В «Новом завете» всеобщая духовная любовь выступает фундаментальным идеалом для всех иных ценностей: «Если имею дар пророчества, и знаю все тайны, и имею всякое познание и всю веру, так что могу и горы переставлять, а не имею любви, – то я ничто. … Любовь никогда не перестает, хотя и пророчества прекратятся, и языки умолкнут, и знание упразднится. ... А теперь пребывают сии три: вера, надежда, любовь; но любовь из них больше» (1 Коринф, 13: 2, 8, 13). Об этом свидетельствует и сведение всех заповедей к двум – «возлюби Господа Бога твоего всем сердцем твоим и всею душею твоею и всем разумением твоим» и «возлюби ближнего твоего, как самого себя» (Матф, 22: 37, 39). Любовь в христианстве предстает не просто «совокупностью совершенства», божественным даром освобождения от страха и греха и одухотворением всякого конкретного отношения человека к другим людям, природным существам или духовным сущностям, любовь – и есть сам Бог.
В последующем христианстве эти идеи сущностно не переосмысливались, что отчасти объяснимо представлением о чудесной, выходящей за границы человеческого понимания и в то же время очевидной и простой природе любви. Зато практическое виляние противопоставления необъятной духовной и порочной физической любви на жизнь средневекового общества активно развивалась в основном по линии аскетизма (духовный брак, целибат, флагеллянтизм и даже самооскопление) с отклонениями в сектантстве (сексуально-мистические церемонии).
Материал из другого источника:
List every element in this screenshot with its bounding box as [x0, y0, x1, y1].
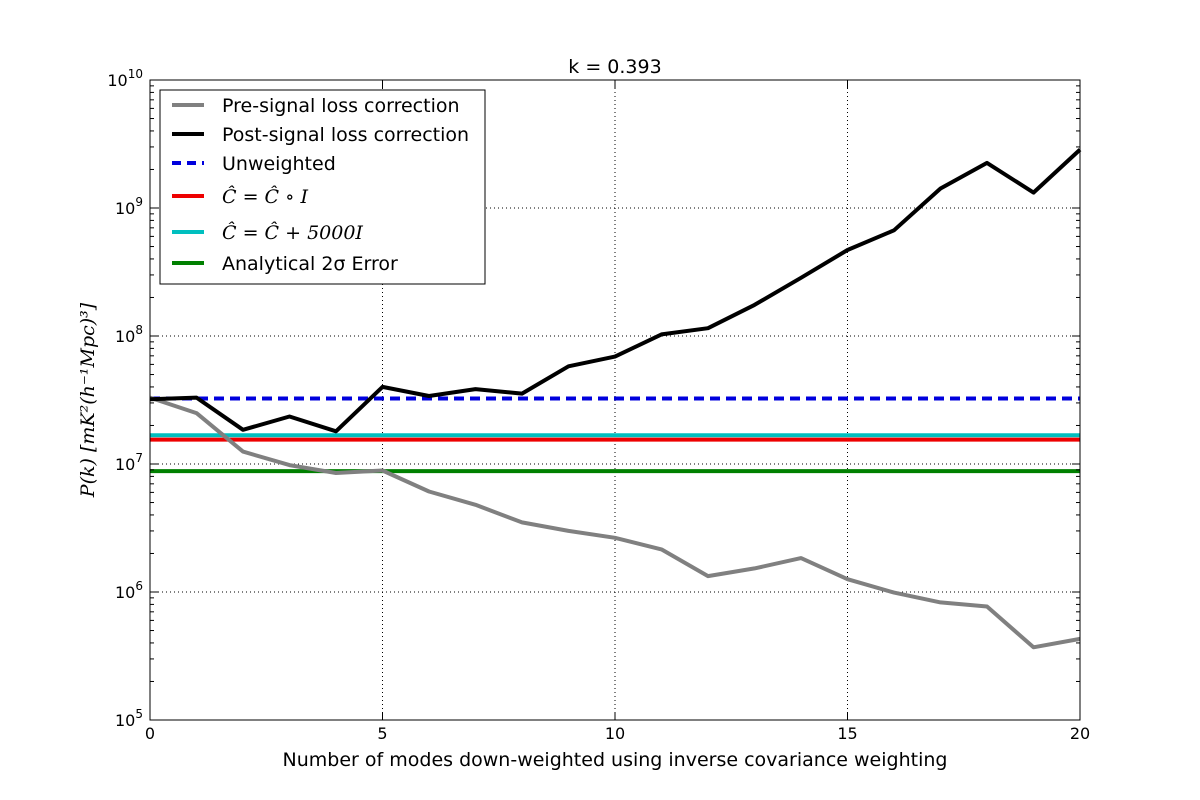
series-line-0	[149, 395, 1081, 650]
series-layer	[149, 148, 1082, 650]
x-tick-label: 10	[605, 724, 625, 743]
y-axis-label: P(k) [mK²(h⁻¹Mpc)³]	[77, 302, 99, 498]
legend-label-4: Ĉ = Ĉ + 5000I	[222, 221, 363, 244]
y-tick-label: 109	[115, 195, 143, 218]
legend: Pre-signal loss correction Post-signal lo…	[159, 89, 486, 285]
chart-title: k = 0.393	[568, 56, 661, 78]
x-tick-label: 0	[145, 724, 155, 743]
y-tick-label: 105	[115, 707, 143, 730]
x-tick-label: 20	[1070, 724, 1090, 743]
legend-frame	[159, 89, 486, 285]
legend-label-0: Pre-signal loss correction	[222, 95, 460, 117]
legend-label-2: Unweighted	[222, 153, 336, 175]
x-tick-label: 5	[377, 724, 387, 743]
x-tick-label: 15	[837, 724, 857, 743]
y-tick-label: 108	[115, 323, 143, 346]
x-axis-label: Number of modes down-weighted using inve…	[283, 749, 948, 771]
axis-ticks: 0 5 10 15 20 105 106 107 108 109 1010	[107, 67, 1090, 743]
y-tick-label: 1010	[107, 67, 143, 90]
legend-label-3: Ĉ = Ĉ ∘ I	[222, 185, 308, 208]
y-tick-label: 107	[115, 451, 143, 474]
legend-label-1: Post-signal loss correction	[222, 124, 469, 146]
legend-label-5: Analytical 2σ Error	[222, 253, 398, 275]
series-line-1	[149, 148, 1082, 434]
y-tick-label: 106	[115, 579, 143, 602]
Особый характер также приобрел особый культ Девы Марии, о чем говорит хотя бы толкование эротической ветхозаветной «Песни песней» как аллегории высшего почитания (hyperdulia) святой «небесной царицы» и сострадательной заступницы. 
В познесредневековой культуре наложение культа Девы Марии и утонченной мусульманской поэтики, метафорически воспевавшей безумства любви (ярчайшим примером которой выступила история Меджнуна и Лейли), способствовала складыванию идеала рыцарской любви.  Принятая в высшем дворянстве куртуазность требовала жертвенного почитания прекрасной дамы, прославления ее подвигами и выполнения даже безрассудных ее прихотей, что доходило до сервилизма (добровольного рабства). Рыцарская любовь стала радикальным примером идеализации любви, но, показав свою бесплодность, она выступила причиной ренессансного поворота к любви земной, придававшей большее значение маргинальным мотивам взаимоотношений рыцаря с прекрасной пастушкой и любовного колдовства.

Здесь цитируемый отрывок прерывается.